Lingering Problems
I found one of the problems with sorting; I didn't calculate desending sorting. For instance, the integer values -1, 0, 1 tell you whether the first value is less than the second value, the same, or opposite. However, in descending order, you have to reverse the direction. So, in order to do that, you have to do this:
public override int Compare(MetadataAttribute x, MetadataAttribute y)
{
int value = x.Name.CompareTo(y.Name);
if (this.Ascending)
return value;
else
return 1 - value;
}
This produced some weird results; the descending sort didn't sort correctly. I thought that it would have, but it didn't. But after thinking about it, this doesn't seem right. After all, if the value is a 1, this would produce a 0, which is incorrect (should be -1). So, I corrected this, and it worked.

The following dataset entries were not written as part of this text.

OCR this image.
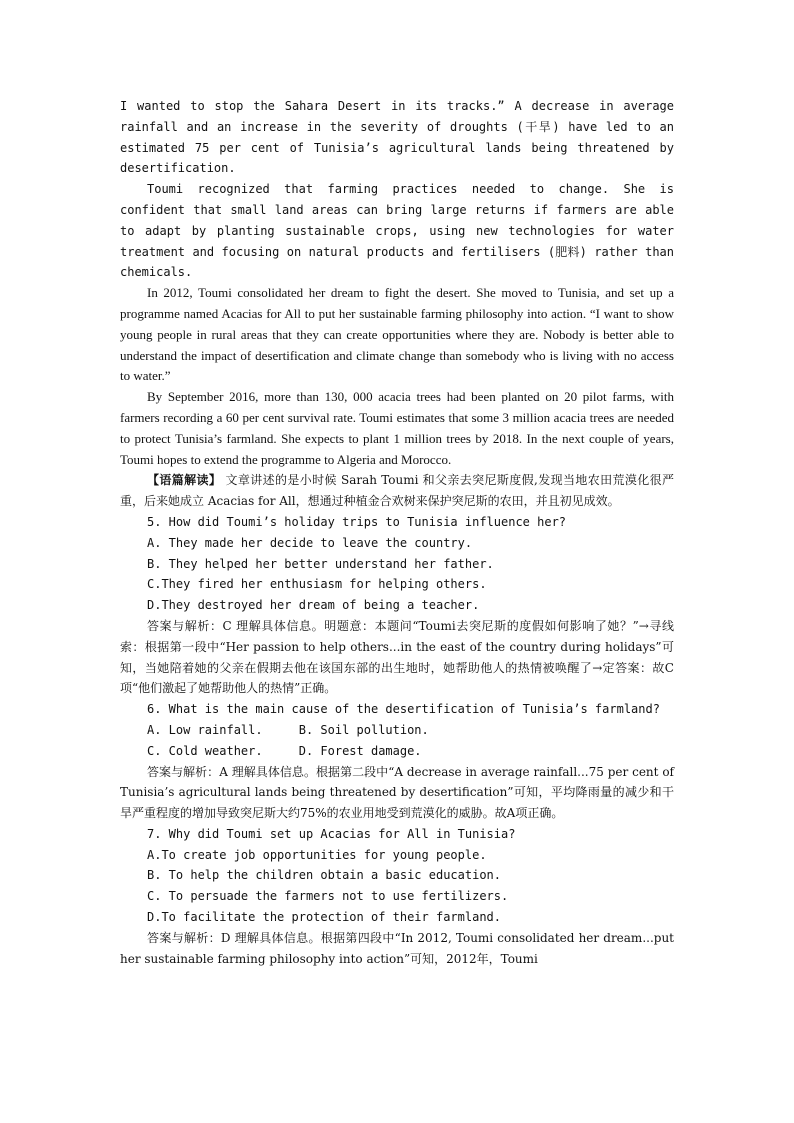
I wanted to stop the Sahara Desert in its tracks.” A decrease in average rainfall and an increase in the severity of droughts (干旱) have led to an estimated 75 per cent of Tunisia’s agricultural lands being threatened by desertification.

Toumi recognized that farming practices needed to change. She is confident that small land areas can bring large returns if farmers are able to adapt by planting sustainable crops, using new technologies for water treatment and focusing on natural products and fertilisers (肥料) rather than chemicals.

In 2012, Toumi consolidated her dream to fight the desert. She moved to Tunisia, and set up a programme named Acacias for All to put her sustainable farming philosophy into action. “I want to show young people in rural areas that they can create opportunities where they are. Nobody is better able to understand the impact of desertification and climate change than somebody who is living with no access to water.”

By September 2016, more than 130, 000 acacia trees had been planted on 20 pilot farms, with farmers recording a 60 per cent survival rate. Toumi estimates that some 3 million acacia trees are needed to protect Tunisia’s farmland. She expects to plant 1 million trees by 2018. In the next couple of years, Toumi hopes to extend the programme to Algeria and Morocco.

【语篇解读】 文章讲述的是小时候 Sarah Toumi 和父亲去突尼斯度假,发现当地农田荒漠化很严重，后来她成立 Acacias for All，想通过种植金合欢树来保护突尼斯的农田，并且初见成效。

5. How did Toumi’s holiday trips to Tunisia influence her?

A. They made her decide to leave the country.

B. They helped her better understand her father.

C.They fired her enthusiasm for helping others.

D.They destroyed her dream of being a teacher.

答案与解析：C 理解具体信息。明题意：本题问“Toumi去突尼斯的度假如何影响了她？”→寻线索：根据第一段中“Her passion to help others...in the east of the country during holidays”可知，当她陪着她的父亲在假期去他在该国东部的出生地时，她帮助他人的热情被唤醒了→定答案：故C项“他们激起了她帮助他人的热情”正确。

6. What is the main cause of the desertification of Tunisia’s farmland?

A. Low rainfall.     B. Soil pollution.

C. Cold weather.     D. Forest damage.

答案与解析：A 理解具体信息。根据第二段中“A decrease in average rainfall...75 per cent of Tunisia’s agricultural lands being threatened by desertification”可知，平均降雨量的减少和干旱严重程度的增加导致突尼斯大约75%的农业用地受到荒漠化的威胁。故A项正确。

7. Why did Toumi set up Acacias for All in Tunisia?

A.To create job opportunities for young people.

B. To help the children obtain a basic education.

C. To persuade the farmers not to use fertilizers.

D.To facilitate the protection of their farmland.

答案与解析：D 理解具体信息。根据第四段中“In 2012, Toumi consolidated her dream...put her sustainable farming philosophy into action”可知，2012年，Toumi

public override int Compare(MetadataAttribute x, MetadataAttribute y)
{
int value = x.Name.CompareTo(y.Name);
if (this.Ascending)
return value;
else
return 0 - value;
}
If 1, 0-1 equals -1, which reverses it. Rather than forcing each compare method to do this, I refactored by creating a base method in the collection, called DetermineSortingDirection. You pass it the normal integer result, and it makes that determination:
protected int DetermineSortingValue(int comparisonValue)
{
if (this.Ascending)
return comparisonValue;
else
return 0 - comparisonValue;
}
And, in my compare methods (base or derived), this is the new version:
public override int Compare(MetadataAttribute x, MetadataAttribute y)
{
int value = x.Name.CompareTo(y.Name);
return base.DetermineSortingValue(value);
}
And it worked. So, in realizing that the problem is with the base class, I wonder if that is my insertrange problem. Looking back at the collection method, I have:
public void InsertRange(int index, T[] items)
{
for (int i = items.Length; i >= 0; i--)
{
this.List.Insert(index, items[i]);
}
}
However, I notice that I could have an off-by-one error. Shouldn't it be items.Length-1? I add that in, and run the tests again. One failure, the original simplistic collection sort. And after looking at it, it makes sense why. Because I'm using the generic collection method, and not overriding the Compare method, it uses ToString, which doesn't really compare the values at all. So I will remove this method from the test, and that gives me the attached result: all green.